A transform rule that stores each incoming message payload (or more concretly, user) indexed by its id
might look something like this:
policy/transform.rego
package e2e
import future.keywords.contains
import future.keywords.if
transform contains {"op": "add", "path": payload.id, "value": val} if {
input.topic == "users"
payload := json.unmarshal(base64.decode(input.value))

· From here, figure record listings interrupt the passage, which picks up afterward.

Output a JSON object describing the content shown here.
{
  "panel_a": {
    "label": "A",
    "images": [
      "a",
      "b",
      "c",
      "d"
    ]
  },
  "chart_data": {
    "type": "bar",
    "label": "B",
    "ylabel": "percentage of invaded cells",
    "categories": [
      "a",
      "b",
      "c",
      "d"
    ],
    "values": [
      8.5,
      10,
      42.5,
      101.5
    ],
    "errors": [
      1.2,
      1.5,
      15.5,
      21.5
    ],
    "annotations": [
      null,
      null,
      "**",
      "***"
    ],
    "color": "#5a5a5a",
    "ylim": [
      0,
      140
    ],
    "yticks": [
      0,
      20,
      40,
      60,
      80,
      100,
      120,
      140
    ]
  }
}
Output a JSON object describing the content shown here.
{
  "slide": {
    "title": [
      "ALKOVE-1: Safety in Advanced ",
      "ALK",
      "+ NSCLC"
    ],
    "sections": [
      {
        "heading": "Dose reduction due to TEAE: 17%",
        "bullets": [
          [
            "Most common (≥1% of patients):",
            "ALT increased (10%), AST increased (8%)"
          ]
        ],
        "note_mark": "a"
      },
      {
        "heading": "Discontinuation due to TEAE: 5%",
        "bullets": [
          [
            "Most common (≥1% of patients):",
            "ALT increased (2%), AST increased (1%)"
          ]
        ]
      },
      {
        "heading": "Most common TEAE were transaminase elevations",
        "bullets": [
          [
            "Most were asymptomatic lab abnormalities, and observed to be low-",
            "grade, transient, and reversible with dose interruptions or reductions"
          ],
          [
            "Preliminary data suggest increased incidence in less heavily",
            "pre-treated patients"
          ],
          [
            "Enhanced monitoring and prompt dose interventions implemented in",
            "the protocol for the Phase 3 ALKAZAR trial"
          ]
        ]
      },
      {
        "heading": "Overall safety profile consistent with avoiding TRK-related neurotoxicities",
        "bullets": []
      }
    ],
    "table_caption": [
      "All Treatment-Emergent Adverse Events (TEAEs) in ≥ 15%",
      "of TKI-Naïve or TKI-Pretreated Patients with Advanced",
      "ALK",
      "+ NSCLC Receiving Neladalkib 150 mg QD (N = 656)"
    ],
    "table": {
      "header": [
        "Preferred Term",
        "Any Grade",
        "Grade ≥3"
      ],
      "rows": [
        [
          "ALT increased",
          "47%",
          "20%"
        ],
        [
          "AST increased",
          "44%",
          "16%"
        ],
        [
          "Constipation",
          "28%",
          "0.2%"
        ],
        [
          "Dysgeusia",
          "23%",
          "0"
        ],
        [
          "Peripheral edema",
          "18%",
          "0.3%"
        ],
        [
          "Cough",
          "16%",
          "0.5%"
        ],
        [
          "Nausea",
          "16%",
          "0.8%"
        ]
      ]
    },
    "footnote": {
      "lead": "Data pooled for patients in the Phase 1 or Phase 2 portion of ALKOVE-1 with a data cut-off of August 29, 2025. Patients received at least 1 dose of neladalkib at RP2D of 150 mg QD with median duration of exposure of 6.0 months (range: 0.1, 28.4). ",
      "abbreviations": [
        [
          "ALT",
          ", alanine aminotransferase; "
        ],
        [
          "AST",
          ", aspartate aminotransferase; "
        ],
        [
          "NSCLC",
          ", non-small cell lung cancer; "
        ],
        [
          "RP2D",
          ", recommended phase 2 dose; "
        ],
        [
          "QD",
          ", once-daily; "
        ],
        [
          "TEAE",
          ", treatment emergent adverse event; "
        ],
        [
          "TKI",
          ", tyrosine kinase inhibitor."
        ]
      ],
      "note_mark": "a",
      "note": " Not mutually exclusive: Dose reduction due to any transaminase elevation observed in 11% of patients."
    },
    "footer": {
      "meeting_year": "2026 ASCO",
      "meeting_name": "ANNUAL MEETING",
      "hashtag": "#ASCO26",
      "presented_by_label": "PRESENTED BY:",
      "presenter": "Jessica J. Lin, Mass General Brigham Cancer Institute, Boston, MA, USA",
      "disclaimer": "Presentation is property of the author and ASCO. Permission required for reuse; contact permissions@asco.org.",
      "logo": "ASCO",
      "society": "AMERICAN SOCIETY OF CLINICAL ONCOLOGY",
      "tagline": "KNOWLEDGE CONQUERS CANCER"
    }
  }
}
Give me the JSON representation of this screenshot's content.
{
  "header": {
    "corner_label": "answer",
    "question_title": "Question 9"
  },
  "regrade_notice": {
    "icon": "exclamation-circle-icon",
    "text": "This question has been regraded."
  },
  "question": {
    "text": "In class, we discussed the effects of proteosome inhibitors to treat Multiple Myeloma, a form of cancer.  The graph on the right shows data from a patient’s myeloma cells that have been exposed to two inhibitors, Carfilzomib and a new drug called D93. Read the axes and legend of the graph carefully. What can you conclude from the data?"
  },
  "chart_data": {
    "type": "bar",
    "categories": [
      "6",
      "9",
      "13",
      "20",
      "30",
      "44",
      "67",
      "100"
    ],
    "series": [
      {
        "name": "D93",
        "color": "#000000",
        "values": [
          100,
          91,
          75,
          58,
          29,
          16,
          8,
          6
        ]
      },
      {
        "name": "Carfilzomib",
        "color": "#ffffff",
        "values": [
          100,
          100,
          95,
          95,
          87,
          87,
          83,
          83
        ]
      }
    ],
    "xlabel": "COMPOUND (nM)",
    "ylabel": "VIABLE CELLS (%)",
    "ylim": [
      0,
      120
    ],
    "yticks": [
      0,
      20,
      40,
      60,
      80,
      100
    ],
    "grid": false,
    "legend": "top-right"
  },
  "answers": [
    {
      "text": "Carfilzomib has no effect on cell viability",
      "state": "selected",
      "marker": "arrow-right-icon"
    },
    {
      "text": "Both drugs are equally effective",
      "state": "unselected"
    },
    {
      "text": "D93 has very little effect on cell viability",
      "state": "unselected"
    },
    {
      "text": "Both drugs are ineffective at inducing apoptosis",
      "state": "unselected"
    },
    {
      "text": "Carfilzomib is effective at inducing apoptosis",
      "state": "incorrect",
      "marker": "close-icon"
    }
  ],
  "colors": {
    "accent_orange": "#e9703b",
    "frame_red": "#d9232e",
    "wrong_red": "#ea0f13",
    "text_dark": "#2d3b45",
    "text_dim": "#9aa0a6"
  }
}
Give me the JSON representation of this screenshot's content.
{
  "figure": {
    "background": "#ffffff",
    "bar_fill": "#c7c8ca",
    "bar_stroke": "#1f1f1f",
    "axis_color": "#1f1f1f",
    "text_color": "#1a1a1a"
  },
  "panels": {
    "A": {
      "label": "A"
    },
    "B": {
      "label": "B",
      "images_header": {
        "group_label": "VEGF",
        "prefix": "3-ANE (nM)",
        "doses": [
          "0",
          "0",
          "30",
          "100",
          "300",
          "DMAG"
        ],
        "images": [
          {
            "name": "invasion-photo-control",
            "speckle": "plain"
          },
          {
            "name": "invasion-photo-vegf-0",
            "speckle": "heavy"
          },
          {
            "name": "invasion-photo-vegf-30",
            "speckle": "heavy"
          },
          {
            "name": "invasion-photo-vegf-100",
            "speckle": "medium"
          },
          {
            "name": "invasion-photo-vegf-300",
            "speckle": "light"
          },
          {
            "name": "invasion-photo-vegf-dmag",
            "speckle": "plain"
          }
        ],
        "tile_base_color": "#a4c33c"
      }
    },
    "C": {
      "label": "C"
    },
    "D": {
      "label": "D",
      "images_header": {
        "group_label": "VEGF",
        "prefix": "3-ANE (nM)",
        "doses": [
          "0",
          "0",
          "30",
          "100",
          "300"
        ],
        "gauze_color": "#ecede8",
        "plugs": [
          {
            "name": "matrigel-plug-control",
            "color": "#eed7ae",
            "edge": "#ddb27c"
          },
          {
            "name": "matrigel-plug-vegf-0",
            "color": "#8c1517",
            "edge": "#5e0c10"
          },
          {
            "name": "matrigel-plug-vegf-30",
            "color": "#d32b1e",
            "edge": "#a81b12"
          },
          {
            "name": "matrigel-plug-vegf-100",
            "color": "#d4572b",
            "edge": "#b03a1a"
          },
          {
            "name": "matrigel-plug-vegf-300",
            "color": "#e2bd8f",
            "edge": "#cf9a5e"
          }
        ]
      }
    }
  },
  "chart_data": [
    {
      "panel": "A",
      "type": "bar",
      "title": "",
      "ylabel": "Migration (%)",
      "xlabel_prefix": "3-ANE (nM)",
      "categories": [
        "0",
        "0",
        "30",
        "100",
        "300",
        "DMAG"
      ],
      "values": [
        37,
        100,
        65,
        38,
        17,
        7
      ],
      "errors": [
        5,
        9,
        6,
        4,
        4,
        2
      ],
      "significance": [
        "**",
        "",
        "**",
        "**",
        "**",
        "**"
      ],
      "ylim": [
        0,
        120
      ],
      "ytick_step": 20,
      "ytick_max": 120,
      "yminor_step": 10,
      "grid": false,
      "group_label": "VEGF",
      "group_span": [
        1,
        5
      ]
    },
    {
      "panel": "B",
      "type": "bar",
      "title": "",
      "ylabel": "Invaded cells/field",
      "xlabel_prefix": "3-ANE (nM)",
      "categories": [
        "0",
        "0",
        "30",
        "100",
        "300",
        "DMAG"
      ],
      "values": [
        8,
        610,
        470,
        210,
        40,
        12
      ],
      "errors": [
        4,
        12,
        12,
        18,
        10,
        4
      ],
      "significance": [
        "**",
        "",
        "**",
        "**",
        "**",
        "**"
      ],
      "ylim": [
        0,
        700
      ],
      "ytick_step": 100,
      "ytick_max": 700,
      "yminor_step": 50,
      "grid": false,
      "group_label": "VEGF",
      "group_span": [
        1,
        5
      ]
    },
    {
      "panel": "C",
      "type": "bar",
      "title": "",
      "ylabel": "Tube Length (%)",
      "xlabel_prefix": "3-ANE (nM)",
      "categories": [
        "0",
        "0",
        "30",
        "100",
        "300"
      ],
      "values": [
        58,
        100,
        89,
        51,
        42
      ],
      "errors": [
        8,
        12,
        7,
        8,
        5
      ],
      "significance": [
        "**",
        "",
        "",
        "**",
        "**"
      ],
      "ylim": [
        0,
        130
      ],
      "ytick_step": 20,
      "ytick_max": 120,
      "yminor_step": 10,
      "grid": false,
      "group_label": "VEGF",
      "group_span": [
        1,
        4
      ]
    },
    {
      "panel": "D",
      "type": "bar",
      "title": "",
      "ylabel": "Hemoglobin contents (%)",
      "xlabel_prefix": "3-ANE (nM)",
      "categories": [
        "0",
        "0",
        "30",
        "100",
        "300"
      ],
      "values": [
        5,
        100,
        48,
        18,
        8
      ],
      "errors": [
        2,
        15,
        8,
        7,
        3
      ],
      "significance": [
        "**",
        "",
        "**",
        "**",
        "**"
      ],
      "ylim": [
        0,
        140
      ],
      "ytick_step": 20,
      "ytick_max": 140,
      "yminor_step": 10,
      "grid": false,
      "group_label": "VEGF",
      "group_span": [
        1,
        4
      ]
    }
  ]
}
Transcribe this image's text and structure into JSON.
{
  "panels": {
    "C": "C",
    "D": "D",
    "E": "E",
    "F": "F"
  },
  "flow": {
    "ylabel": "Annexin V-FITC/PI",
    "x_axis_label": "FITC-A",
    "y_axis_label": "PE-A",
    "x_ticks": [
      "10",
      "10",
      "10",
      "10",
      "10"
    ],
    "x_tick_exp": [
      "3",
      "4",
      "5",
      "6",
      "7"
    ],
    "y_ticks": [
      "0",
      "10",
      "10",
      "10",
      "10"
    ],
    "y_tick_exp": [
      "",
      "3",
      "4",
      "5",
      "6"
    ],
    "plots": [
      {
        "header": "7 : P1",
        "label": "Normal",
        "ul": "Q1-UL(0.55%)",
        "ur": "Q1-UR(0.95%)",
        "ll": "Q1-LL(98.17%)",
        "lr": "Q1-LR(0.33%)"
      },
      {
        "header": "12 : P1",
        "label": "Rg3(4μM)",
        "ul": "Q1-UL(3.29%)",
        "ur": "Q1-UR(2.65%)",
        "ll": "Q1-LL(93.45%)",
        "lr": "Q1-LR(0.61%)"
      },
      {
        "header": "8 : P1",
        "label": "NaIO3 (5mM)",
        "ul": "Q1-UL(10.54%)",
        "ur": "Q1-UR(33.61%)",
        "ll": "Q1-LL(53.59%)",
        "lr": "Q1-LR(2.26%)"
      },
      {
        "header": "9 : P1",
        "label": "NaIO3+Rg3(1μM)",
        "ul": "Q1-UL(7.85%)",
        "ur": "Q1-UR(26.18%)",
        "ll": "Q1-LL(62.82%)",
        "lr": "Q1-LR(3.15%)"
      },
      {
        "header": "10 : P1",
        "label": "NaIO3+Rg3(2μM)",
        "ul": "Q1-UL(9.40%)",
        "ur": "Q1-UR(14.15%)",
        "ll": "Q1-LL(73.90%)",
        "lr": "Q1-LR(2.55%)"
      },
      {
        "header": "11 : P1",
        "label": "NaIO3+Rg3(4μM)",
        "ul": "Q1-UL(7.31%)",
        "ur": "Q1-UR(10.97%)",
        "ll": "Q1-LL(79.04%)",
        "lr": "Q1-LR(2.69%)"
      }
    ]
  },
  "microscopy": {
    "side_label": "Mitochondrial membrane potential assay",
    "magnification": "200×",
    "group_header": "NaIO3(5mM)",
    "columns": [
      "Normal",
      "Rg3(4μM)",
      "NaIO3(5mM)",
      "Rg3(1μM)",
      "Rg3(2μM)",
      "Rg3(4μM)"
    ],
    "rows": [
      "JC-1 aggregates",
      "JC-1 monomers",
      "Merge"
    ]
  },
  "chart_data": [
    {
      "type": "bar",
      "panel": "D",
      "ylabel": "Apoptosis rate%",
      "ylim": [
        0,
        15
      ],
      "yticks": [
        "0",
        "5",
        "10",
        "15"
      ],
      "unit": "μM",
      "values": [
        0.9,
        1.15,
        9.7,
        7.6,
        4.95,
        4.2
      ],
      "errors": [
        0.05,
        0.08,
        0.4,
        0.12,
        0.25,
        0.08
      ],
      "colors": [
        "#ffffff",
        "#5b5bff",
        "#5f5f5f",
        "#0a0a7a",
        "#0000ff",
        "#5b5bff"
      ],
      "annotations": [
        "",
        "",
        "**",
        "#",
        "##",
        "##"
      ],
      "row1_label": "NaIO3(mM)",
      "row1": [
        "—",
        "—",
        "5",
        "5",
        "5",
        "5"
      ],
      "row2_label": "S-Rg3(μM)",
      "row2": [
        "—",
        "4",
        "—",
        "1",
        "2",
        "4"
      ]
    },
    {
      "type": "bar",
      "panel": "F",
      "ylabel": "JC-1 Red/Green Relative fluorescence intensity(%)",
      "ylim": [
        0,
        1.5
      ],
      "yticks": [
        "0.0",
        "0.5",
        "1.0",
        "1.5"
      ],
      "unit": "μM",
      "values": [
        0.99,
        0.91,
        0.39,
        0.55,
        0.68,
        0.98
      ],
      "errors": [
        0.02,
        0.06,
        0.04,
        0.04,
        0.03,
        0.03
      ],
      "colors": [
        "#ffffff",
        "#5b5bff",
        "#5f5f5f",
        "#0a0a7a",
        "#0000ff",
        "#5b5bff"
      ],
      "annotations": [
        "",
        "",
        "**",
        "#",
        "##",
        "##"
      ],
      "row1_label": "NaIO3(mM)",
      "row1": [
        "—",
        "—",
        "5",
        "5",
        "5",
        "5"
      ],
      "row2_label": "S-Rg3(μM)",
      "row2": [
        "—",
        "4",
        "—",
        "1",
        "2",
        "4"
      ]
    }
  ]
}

val := object.filter(payload, ["name", "roles"])
}
Transformer rules take incoming messages and uses JSON patch operations to modify the data store of Load. Provided the above transform was applied to the series of messages we saw before, querying OPA for data under data.kafka.messages
would now return:
{
"413adc7a": {
"name": "Eve",
"roles": ["developer", "reports-reader"]
},
"5c0ba07e": {
"name": "Bob",
"roles": ["reports-admin"]
},
"d9eccc5c": {
"name": "Eve",
"roles": ["database-reader", "database-writer"]
}
}
Kafka cluster
In order to test the Kafka integration with Styra Load, we'll need a Kafka cluster to connect to. For the purpose of this example, we'll run a local containerized test "cluster", using the Confluent images for Kafka and Zookeeper. If you have a cluster running already, you may skip this step. Since we'll be running a few containers, we'll use Docker Compose to orchestrate the procedure.
docker-compose.yaml
version: '3'
services:
zookeeper:
image: confluentinc/cp-zookeeper:7.3.0
container_name: zookeeper
environment:
ZOOKEEPER_CLIENT_PORT: 2181
ZOOKEEPER_TICK_TIME: 2000
broker:
image: confluentinc/cp-kafka:7.3.0
container_name: broker
ports:
- "9092:9092"
depends_on:
- zookeeper
environment:
KAFKA_BROKER_ID: 1
KAFKA_ZOOKEEPER_CONNECT: 'zookeeper:2181'
KAFKA_LISTENER_SECURITY_PROTOCOL_MAP: PLAINTEXT:PLAINTEXT,PLAINTEXT_INTERNAL:PLAINTEXT
KAFKA_ADVERTISED_LISTENERS: PLAINTEXT://localhost:9092,PLAINTEXT_INTERNAL://broker:29092
KAFKA_OFFSETS_TOPIC_REPLICATION_FACTOR: 1
KAFKA_TRANSACTION_STATE_LOG_MIN_ISR: 1
KAFKA_TRANSACTION_STATE_LOG_REPLICATION_FACTOR: 1
load:
image: ghcr.io/styrainc/load:latest
ports:
- "8181:8181"
command:
- "run"
- "--server"
- "--log-level=debug"
- "--config-file=/data/load-conf.yaml"
- "/data/policy/transform.rego"
environment:
STYRA_LOAD_LICENSE_KEY: ${STYRA_LOAD_LICENSE_KEY}
volumes:
- "./:/data"
depends_on:
- broker
The Kafka configuration above uses the settings from the Kafka quickstart, and is not suitable for production. For testing purposes however, it'll do just fine. The load
configuration mounts the current directory into /data
in the container. Inside of that directory, we're looking to use two files for Load: the load-conf.file
and transform.rego
, as seen previously. The environment
attribute sets the STYRA_LOAD_LICENSE_KEY
environment variable inside of the container, and may be set by the use of an .env
file placed in the current directory:
STYRA_LOAD_LICENSE_KEY=<license key here>
With that in place, we should be able to start our containers:
$ docker-compose up
Produce messages to a topic
With our containers up and running, we're ready to test the Load integration with Kafka. We'll be using the kcat tool to produce messages to Kafka topics in these examples, but any tool for producing messages should work. Given the list of users we saw before, we could store them in a JSON lines file (.jsonl
) and easily have kcat
produce a message per line in the file:
$ kcat -P -b localhost -t users < resources/users.jsonl
In order to verify that the users now are consumable on the resources
topic, invoke kcat
as a consumer:
$ kcat -C -b localhost -t users
{"id": "d9eccc5c", "name": "Alice", "roles": ["developer", "reports-reader"]}
{"id": "5c0ba07e", "name": "Bob", "roles": ["reports-admin"]}
{"id": "413adc7a", "name": "Eve", "roles": ["database-reader", "database-writer"]}
% Reached end of topic users [0] at offset 3
Query Load for Kafka data
Once we have validated that the messages are on our Kafka topic, we can also check that they've been ingested correctly by Load, and that our message transformer policy has worked as intended.
$ curl -s localhost:8181/v1/data/kafka/messages?pretty=true
{
"result": {
"413adc7a": {
"name": "Eve",
"roles": [
"database-reader",
"database-writer"
]
},
"5c0ba07e": {
"name": "Bob",
"roles": [
"reports-admin"
]
},
"d9eccc5c": {
"name": "Alice",
"roles": [
"developer",
"reports-reader"
]
}
}
}
The files used in the examples are also available in the Load blueprints repo.